Alibaba's shares surged by as much as 9 percent in Hong Kong trading on Monday, after the e-commerce giant was fined a record 18.23 billion yuan ($2.78 billion) at the weekend for abusing dominant market position by China's antitrust regulator.
The shares rally on relief that the fine marked the end of a four-month antitrust investigation into the company – a key source of uncertainty for the market was therefore removed, and that the fine and steps ordered were not more onerous.
China's State Administration for Market Regulation announced an administrative penalty decision on Saturday, accusing Alibaba of abusing its market dominance since 2015 by prohibiting merchants from opening stores or participating in promotional activities on other competitive platforms, and imposing a fine of 4 percent on its 2019 domestic sales.
The company will introduce measures to lower entry barriers and business costs faced by merchants on its platforms, CEO Daniel Zhang said in a call with analysts on Monday.
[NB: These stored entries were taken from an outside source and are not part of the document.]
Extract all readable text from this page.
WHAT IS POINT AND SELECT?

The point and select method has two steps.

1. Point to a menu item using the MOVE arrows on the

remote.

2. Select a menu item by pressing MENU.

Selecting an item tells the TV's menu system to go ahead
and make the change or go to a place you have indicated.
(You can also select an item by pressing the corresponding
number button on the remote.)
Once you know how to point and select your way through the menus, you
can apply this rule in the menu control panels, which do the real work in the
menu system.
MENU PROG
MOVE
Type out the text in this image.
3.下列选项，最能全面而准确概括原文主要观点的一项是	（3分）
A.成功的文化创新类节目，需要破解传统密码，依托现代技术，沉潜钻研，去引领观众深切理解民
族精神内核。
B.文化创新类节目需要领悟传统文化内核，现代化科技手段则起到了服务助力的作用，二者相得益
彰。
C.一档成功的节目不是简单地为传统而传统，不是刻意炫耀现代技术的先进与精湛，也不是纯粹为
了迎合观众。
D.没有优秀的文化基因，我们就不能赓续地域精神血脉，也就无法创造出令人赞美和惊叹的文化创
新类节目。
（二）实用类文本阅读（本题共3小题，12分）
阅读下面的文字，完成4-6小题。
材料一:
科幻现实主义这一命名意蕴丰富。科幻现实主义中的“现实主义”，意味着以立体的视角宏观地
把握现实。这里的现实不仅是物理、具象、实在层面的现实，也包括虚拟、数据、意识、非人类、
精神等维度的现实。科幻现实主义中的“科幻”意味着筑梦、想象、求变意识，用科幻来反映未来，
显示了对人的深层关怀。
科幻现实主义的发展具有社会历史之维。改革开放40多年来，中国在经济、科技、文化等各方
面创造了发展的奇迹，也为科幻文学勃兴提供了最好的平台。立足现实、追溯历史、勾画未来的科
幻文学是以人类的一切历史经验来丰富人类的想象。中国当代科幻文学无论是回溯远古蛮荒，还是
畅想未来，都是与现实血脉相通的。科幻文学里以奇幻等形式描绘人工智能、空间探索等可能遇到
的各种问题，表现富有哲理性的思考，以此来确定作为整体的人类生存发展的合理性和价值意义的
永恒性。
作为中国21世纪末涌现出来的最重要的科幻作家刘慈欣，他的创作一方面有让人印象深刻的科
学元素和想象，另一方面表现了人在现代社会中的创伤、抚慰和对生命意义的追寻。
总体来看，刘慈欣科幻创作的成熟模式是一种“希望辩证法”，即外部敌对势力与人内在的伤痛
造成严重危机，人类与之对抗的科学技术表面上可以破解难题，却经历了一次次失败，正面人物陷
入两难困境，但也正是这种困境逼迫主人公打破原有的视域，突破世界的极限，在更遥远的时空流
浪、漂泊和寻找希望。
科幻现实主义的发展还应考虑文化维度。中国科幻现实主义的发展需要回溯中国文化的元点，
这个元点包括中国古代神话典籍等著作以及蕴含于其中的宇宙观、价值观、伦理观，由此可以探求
The e-commerce group does not expect any material impact from changes to its exclusivity arrangements with merchants, Zhang said.
Alibaba executives said despite the record fine and measures ordered by the market regulator, they remain confident in the government's overall support of the company.
"They are affirming our business model," said the company's executive vice chairman Joe Tsai. "We feel comfortable that there's nothing wrong with our fundamental business model as a platform company."
Morgan Stanley said in a Sunday note,"Despite the record fine amount, we think this should lift a major overhang on BABA [Alibaba] and shift the market's focus back to fundamentals."
"Now the penalty is determined, the market's uncertainty about Alibaba will be reduced," Everbright Sun Hung Kai analyst Kenny Ng wrote in a note. "The implementation of this penalty is expected to allow Alibaba's stock price to regain market attention."